La diagnostica prenatale viene utilizzata per evidenziare eventuali patologie nel feto, attraverso i seguenti esami:

Amniocentesi: è la tecnica più utilizzata per evidenziare l’eventuale presenza di malattie cromosomiche a livello fetale ma anche infezioni e malattie genetiche. Consiste nel prelievo di una piccola quantità di liquido amniotico che viene poi analizzato. Le cellule fetali sospese nel liquido prelevato permettono di ricostruire la mappa cromosomica del feto e quindi evidenziare la sua normalità;

Villocentesi: simile all’amniocentesi come principio ma diversa come tecnica, anche qui si mettono in coltura le cellule per evidenziarne la normalità, ma si tratta di cellule prelevate esternamente alla camera gestazionale (villi coriali);

Esami non invasivi: lo sviluppo dell’ecografia ha permesso di mettere a punto alcune tecniche diagnostiche ad alta sensibilità come il test combinato (bitest + translucenza nucale), basato sulla misurazione ecografica di parametri anatomici e funzionali del feto e sul risultato di esami ematochimici.
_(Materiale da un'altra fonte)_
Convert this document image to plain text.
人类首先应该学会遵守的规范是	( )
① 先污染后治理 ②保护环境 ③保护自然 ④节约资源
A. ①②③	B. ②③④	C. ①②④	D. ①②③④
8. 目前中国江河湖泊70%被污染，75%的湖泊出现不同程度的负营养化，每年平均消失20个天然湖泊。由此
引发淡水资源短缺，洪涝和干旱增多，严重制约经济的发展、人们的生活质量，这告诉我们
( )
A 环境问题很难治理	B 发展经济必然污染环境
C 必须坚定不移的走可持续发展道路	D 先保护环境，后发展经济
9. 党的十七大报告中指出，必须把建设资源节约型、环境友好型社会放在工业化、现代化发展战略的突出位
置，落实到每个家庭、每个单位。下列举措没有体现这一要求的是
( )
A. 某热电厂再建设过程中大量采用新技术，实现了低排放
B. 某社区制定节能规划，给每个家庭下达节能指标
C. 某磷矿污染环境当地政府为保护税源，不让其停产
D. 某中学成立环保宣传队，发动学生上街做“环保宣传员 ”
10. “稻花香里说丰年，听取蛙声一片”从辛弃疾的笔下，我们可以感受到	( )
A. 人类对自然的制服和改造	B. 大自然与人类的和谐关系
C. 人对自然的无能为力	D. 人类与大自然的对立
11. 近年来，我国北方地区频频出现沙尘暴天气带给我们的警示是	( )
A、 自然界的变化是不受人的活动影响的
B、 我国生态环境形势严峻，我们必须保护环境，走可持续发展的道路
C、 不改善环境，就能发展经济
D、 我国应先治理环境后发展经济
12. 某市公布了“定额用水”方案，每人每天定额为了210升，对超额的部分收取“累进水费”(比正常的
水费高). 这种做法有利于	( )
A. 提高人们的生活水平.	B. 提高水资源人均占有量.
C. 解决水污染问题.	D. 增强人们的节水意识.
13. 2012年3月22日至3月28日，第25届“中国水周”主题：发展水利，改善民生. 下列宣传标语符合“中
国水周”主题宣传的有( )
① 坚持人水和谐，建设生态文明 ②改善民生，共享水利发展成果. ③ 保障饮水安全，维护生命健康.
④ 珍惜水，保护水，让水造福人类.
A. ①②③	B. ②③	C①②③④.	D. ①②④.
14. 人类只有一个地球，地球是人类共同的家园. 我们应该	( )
Di recente è stato proposto un test estremamente sensibile per le aneuploidie più comuni ed in particolare la Sindrome di Down da effettuarsi sul sangue materno. Il test del DNA fetale si basa sul conteggio di frammenti dei cromosomi di interesse (il 21 nel caso della sindrome di Down) presenti nel sangue materno. Rientrano nelle metodiche di diagnosi prenatale anche l’ecografia morfologica effettuata nel secondo trimestre di gravidanza, che può evidenziare eventuali malformazioni o anormalità fetali e l’ecocardiografia fetale che analizza il cuore del feto.